At the moment, the root cause, based on the scale of the disaster, the way the incident manifested itself, appears to be failure to follow safe development practices. But there is a version that cannot be ruled out: it has not yet found any confirmation, but we, as experts in the field of cybersecurity, cannot completely deny it. This is the intrusion of attackers into the software development process at CrowdStrike, which could have led to the introduction of malicious functionality into the next update, which ultimately led to this kind of massive failure.

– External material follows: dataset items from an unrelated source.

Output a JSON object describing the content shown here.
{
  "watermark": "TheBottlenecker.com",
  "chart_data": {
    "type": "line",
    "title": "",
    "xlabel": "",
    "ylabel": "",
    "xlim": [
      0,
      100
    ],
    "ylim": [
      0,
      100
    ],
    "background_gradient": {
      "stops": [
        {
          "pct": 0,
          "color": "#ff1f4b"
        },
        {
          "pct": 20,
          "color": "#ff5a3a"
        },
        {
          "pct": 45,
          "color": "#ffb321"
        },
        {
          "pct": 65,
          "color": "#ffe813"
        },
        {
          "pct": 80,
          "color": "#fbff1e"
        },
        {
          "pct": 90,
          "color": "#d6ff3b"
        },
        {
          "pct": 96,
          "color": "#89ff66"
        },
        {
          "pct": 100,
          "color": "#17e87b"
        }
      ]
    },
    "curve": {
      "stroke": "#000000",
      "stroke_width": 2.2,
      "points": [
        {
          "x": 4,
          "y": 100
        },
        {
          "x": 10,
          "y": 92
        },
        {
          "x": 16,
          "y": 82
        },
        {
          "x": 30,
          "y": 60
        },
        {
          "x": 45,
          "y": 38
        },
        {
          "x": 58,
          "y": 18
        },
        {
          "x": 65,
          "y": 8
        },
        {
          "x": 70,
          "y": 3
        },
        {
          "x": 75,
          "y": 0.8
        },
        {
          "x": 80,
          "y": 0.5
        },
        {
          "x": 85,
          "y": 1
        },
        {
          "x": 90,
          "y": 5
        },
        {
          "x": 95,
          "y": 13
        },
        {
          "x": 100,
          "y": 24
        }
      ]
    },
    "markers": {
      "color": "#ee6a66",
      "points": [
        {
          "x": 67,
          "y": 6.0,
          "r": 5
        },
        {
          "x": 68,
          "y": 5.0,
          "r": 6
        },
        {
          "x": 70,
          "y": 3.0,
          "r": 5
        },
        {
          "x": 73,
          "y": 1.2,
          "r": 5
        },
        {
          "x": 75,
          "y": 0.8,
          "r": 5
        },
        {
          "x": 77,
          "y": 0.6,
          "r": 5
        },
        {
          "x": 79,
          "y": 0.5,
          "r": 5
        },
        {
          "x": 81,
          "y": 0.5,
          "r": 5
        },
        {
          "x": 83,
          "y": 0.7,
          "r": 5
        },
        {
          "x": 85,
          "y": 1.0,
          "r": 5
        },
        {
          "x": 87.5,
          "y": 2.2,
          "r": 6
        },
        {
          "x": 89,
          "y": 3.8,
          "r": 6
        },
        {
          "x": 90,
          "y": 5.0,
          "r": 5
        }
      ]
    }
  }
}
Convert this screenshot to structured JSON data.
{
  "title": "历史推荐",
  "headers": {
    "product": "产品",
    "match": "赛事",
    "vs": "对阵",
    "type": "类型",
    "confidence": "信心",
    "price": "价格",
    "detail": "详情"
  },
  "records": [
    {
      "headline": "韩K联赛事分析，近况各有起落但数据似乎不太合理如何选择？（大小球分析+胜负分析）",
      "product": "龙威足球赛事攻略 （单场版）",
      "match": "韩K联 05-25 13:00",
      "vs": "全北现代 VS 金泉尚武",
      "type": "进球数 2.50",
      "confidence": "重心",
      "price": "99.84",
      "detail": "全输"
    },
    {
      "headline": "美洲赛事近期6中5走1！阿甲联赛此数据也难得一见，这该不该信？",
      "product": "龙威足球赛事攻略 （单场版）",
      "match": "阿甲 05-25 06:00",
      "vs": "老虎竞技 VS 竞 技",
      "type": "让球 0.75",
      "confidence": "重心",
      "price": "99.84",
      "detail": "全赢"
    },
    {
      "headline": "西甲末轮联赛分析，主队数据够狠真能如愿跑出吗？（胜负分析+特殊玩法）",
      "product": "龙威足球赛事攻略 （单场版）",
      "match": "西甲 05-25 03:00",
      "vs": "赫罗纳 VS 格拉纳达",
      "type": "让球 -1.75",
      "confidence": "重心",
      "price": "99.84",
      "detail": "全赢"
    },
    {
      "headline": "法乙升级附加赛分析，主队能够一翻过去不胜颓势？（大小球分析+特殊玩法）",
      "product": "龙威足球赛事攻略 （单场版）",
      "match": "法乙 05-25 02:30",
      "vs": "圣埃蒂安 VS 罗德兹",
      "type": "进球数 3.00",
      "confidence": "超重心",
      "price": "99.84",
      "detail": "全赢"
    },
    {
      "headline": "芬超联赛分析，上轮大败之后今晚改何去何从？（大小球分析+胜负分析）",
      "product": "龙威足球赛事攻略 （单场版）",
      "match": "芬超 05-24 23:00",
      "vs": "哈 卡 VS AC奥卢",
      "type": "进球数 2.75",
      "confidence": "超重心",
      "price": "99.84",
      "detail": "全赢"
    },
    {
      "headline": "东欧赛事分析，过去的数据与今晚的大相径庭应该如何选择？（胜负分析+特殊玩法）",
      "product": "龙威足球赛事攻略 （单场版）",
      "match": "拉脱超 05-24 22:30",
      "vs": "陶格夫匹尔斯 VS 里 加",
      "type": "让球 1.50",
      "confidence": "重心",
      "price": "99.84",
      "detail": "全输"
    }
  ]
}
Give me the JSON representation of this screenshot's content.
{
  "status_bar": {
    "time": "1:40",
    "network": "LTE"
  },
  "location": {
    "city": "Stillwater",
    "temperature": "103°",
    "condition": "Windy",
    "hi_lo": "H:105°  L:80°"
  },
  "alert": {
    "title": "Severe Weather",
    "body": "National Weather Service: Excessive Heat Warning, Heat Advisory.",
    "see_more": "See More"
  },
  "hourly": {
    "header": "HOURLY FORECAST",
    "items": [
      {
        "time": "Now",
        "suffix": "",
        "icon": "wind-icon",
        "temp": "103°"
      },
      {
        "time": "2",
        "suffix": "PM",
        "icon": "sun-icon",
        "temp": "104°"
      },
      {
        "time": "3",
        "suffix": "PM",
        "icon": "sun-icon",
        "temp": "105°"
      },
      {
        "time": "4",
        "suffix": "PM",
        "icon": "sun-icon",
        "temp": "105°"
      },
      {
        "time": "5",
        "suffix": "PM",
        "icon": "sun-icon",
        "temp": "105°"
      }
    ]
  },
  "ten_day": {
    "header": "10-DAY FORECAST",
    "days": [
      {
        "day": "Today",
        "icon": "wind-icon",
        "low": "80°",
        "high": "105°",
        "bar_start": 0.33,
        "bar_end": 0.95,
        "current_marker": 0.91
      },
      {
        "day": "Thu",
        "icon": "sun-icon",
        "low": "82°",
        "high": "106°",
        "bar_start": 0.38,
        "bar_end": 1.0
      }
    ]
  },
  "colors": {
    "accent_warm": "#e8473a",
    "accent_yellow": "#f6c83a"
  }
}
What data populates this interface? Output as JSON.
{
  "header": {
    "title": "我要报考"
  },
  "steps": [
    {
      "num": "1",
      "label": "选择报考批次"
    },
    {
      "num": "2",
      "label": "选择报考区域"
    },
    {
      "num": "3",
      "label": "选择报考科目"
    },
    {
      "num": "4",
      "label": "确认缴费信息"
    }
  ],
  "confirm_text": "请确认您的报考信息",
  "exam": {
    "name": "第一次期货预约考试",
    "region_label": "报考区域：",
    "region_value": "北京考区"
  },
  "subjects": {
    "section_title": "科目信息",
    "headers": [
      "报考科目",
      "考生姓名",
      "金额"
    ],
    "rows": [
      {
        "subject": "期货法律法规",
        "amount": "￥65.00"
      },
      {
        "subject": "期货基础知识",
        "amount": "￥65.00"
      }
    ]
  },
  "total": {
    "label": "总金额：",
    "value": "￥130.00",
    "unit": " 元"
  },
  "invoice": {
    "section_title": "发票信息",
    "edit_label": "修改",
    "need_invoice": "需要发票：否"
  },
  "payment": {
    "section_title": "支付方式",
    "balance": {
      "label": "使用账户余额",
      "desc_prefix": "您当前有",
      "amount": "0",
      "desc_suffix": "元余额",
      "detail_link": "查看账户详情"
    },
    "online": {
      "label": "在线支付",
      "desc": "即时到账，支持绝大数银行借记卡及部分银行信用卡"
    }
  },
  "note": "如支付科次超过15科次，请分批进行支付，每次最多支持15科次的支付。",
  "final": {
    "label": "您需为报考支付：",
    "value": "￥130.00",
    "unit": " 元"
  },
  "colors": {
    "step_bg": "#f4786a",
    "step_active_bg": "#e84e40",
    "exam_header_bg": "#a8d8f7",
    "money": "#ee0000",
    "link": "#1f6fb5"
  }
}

Everyone remembers the story with SolarWinds, also an American company, which suffered from such an incident a couple of years ago when attackers penetrated the development process and introduced malicious functionality into an update that was rolled out to the computers of almost 20 thousand SolarWinds customers.
The only thing that can suggest that these are unlikely to be malicious actions of cybercriminals who have intruded into the development process is that usually in these types of stories the task of cybercriminals is to remain undetected for as long as possible. In order to be able to penetrate the networks of companies in which software products with malicious loads are installed.
In this case, the update almost instantly led to computer inoperability, which is often not the goal of most APT-groups, whose task is not to disable systems, but to obtain either data that can then be sold, or blackmail the victim’s company, or perform some kind of other functions related to cyber espionage.
Darren Anstee, Chief Technology Officer for Security, NETSCOUT
“The worldwide IT outage currently affecting airlines, media, banks and much more appears to have been caused by a faulty software update which was automatically applied, and not a cyberattack. This is another demonstration of how dependent we are on both our IT infrastructure, and the supply chains that deliver tightly integrated capabilities within it.
“There will undoubtedly be a huge fall out from this, with a lot of questions set to be raised around how to balance the need for regular security updates for defence, compliance etc, with the risk of applying unqualified updates to systems. Most enterprise software goes through testing and controlled roll-out before it is pushed to a whole population, but this doesn’t seem to be the case in this instance.”
This critical event serves as a wake-up call for businesses globally to reassess their IT infrastructure and the processes they have in place for software updates and security measures.